Linkage disequilibrium relationships among four polymorphisms within the human fibrinogen gene cluster

The extent of linkage equilibrium was estimated among four recently characterized human fibrinogen restriction fragment length polymorphisms (RFLPs) using a randomly selected group of 110 individuals from California. Two coding region RFLPs, RsaI and MnlI (FGA codon 312 and FGB codon 448, respectively), and two RFLPs located in the 5 flanking region of the FGB gene, AluI (HindIII) and HaeIII, were analyzed. Maximum likelihood estimates based on genotypic data indicated that the RsaI polymorphism in the FGA gene was at apparent linkage equilibrium with the MnlI, AluI, and HaeIII sites in the FGB gene, but strong linkage disequilibrium was noted for the MnlI-AluI, MnlI-HaeIII, and AluI-HaeIII RFLP pairs within the latter gene.
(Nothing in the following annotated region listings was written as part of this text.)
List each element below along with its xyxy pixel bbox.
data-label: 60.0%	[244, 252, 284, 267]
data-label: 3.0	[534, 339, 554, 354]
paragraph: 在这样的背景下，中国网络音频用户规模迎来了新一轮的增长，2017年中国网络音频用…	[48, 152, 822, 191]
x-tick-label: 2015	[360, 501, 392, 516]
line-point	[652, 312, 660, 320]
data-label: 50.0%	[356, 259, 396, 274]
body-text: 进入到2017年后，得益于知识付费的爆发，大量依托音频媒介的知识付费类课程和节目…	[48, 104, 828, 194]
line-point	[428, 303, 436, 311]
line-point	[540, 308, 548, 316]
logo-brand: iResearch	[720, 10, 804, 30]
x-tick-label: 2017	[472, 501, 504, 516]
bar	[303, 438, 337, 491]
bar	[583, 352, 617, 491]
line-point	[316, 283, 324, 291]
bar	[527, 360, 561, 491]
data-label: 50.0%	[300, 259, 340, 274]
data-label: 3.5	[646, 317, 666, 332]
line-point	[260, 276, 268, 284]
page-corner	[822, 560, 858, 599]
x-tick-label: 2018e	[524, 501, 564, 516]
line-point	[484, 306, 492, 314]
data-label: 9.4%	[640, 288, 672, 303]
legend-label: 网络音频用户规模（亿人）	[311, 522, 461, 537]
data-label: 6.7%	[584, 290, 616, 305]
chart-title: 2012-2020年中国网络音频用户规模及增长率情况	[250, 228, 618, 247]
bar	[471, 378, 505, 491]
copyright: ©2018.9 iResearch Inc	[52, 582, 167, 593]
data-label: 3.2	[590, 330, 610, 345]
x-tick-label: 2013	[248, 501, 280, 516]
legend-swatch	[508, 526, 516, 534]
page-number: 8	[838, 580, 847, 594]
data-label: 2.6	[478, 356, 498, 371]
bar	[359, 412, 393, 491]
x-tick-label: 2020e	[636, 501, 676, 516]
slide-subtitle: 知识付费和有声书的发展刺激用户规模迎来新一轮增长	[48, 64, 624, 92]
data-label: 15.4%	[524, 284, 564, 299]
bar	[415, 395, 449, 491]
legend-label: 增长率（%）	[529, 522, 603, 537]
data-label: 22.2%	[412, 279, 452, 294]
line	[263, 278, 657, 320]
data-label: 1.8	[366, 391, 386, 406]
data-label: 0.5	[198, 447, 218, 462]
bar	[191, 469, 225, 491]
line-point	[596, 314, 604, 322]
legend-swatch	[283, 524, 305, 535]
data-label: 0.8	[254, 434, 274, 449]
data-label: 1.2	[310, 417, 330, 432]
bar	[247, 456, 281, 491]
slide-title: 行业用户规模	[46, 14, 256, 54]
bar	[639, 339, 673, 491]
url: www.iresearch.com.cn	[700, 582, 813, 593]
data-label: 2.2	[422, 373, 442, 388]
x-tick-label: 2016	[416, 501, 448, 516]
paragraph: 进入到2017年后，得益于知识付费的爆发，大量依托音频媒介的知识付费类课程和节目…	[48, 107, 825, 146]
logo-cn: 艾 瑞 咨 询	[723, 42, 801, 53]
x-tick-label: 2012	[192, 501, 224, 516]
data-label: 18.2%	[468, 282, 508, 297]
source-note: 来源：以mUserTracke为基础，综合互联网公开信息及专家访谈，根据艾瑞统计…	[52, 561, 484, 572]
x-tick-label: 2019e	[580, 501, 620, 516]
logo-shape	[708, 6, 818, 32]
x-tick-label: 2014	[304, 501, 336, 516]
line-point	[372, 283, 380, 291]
The discrepancy in disequilibrium relationships among these closely linked RFLPs may indicate a region of increased recombination between the FGA and FGB RFLP loci. The FGA RsaI polymorphism, when used in conjunction with any of the FGB sites examined, will provide more detailed linkage or association data than analyses that would utilize only FGB sites. Effective use of polymorphisms within the fibrinogen locus will aid analysis of the relationships between fibrinogen genotype, plasma fibrinogen levels, and risk of cardiovascular disease.